Saudi Arabia’s foreign reserves rise to a 6-year high of $475bn

Updated 22 February 2026
Follow

Saudi Arabia’s foreign reserves rise to a 6-year high of $475bn

RIYADH: Saudi Arabia’s foreign reserves climbed 3 percent month on month in January to SR1.78 trillion, up SR58.7 billion ($15.6 billion) from December and marking a six-year high.

On an annual basis, the Saudi Central Bank’s net foreign assets rose by 10 percent, equivalent to SR155.8 billion, according to data from the Saudi Central Bank, Argaam reported.

The reserve assets, a crucial indicator of economic stability and external financial strength, comprise several key components.

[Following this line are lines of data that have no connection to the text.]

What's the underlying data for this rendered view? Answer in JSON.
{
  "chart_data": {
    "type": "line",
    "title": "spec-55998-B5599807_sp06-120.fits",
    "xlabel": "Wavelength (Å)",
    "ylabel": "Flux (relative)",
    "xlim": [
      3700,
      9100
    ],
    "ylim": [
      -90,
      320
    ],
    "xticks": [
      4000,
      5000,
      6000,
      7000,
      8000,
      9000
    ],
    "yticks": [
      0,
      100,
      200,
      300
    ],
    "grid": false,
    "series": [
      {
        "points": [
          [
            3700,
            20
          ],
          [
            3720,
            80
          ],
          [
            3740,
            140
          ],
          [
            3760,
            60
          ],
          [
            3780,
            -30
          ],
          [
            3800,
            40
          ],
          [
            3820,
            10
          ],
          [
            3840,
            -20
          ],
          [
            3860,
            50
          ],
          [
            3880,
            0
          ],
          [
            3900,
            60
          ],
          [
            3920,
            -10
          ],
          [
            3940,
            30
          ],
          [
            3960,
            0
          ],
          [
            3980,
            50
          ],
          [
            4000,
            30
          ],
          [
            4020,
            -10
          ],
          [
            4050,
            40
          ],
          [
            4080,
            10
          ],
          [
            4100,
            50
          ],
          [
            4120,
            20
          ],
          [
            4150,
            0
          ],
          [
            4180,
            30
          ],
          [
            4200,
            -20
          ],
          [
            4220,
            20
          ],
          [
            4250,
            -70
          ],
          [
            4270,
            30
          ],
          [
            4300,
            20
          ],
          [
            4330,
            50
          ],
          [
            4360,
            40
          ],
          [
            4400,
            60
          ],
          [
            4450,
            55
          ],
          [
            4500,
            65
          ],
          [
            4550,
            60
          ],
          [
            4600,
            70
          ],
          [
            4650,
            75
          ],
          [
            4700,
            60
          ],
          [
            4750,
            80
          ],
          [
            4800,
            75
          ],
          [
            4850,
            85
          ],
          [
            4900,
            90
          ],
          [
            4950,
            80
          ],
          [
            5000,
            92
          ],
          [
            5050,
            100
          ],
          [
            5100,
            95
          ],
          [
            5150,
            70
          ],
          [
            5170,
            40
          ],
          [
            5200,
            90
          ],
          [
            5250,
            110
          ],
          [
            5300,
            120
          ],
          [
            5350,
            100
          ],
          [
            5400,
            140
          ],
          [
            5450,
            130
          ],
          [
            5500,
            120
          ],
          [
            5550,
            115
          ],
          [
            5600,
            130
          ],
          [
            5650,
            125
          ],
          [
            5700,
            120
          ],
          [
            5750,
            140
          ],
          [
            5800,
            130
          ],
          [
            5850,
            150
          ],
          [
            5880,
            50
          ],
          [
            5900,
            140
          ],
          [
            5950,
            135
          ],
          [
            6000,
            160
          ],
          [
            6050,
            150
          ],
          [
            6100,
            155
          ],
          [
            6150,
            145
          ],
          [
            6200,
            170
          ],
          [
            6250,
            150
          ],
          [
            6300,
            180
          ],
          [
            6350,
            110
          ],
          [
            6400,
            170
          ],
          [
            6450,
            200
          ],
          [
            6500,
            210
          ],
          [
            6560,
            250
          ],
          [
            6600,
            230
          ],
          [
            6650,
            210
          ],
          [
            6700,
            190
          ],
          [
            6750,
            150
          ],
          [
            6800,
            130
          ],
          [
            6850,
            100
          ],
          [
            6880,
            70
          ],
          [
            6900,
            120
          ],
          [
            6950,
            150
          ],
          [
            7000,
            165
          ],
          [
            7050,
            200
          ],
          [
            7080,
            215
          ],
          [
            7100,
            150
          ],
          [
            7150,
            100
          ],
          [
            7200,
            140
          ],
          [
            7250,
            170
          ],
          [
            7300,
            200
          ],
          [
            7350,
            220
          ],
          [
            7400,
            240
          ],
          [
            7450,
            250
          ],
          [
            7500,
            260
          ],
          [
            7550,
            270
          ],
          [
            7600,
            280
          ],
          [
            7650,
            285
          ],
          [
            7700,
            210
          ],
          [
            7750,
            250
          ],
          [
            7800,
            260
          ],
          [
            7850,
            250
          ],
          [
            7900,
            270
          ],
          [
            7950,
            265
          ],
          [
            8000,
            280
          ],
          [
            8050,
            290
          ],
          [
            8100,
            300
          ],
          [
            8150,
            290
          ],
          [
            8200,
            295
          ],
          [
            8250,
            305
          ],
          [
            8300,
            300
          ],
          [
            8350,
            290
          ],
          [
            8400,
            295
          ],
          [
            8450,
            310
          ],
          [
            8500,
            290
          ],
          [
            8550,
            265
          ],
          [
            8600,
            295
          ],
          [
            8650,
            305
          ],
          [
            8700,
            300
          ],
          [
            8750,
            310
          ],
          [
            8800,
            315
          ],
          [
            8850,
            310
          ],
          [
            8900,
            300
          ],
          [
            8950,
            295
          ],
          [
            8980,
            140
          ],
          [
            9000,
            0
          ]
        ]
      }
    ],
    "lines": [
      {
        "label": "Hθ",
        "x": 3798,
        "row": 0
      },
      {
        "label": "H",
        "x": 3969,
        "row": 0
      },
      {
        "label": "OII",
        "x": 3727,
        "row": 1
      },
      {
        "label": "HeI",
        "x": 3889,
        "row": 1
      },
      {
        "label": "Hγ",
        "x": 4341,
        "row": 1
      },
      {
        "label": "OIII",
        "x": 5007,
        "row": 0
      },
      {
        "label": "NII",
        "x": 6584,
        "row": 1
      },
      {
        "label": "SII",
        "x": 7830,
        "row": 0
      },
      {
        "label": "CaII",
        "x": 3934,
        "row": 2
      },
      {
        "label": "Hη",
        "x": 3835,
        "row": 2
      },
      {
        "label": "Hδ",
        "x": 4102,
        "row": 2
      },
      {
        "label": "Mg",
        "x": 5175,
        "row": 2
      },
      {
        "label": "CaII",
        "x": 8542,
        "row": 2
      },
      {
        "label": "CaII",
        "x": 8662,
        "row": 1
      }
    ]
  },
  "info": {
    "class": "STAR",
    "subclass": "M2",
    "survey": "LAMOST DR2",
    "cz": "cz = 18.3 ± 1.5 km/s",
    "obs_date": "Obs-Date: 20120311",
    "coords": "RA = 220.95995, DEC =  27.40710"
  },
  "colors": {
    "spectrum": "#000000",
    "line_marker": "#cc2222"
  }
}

According to the central bank, also known as SAMA, the Kingdom’s reserves include foreign securities, foreign currency, and bank deposits, as well as its reserve position at the International Monetary Fund, Special Drawing Rights, and monetary gold.

The rise in reserves underscores the strength and liquidity of the Kingdom’s financial position and aligns with Saudi Arabia’s goal of strengthening its financial safety net as it advances economic diversification under Vision 2030.

The value of foreign currency reserves, which represent approximately 95 percent of the total holdings, increased by about 10 percent during January 2026 compared to the same month in 2025, reaching SR1.68 trillion.

The value of the reserve at the IMF increased by 9 percent to reach SR13.1 billion.

Meanwhile, SDRs rose by 5 percent during the period to reach SR80.5 billion.

The Kingdom’s gold reserves remained stable at SR1.62 billion, the same level it has maintained since January 2008.

Saudi Arabia’s foreign reserve assets saw a monthly rise of 5 percent in November, climbing to SR1.74 trillion, according to the Kingdom’s central bank.

Overall, the continued advancement in reserve assets highlights the strength of Saudi Arabia’s fiscal and monetary buffers. These resources support the national currency, help maintain financial system stability, and enhance the country’s ability to navigate global economic volatility.

The sustained accumulation of foreign reserves is a critical pillar of the Kingdom’s economic stability. It directly reinforces investor confidence in the riyal’s peg to the US dollar, a foundational monetary policy, by providing SAMA with ample resources to defend the currency if needed.

Furthermore, this financial buffer enhances the nation’s sovereign credit profile, lowers national borrowing costs, and provides essential fiscal space to navigate global economic volatility while continuing to fund its ambitious Vision 2030 transformation agenda.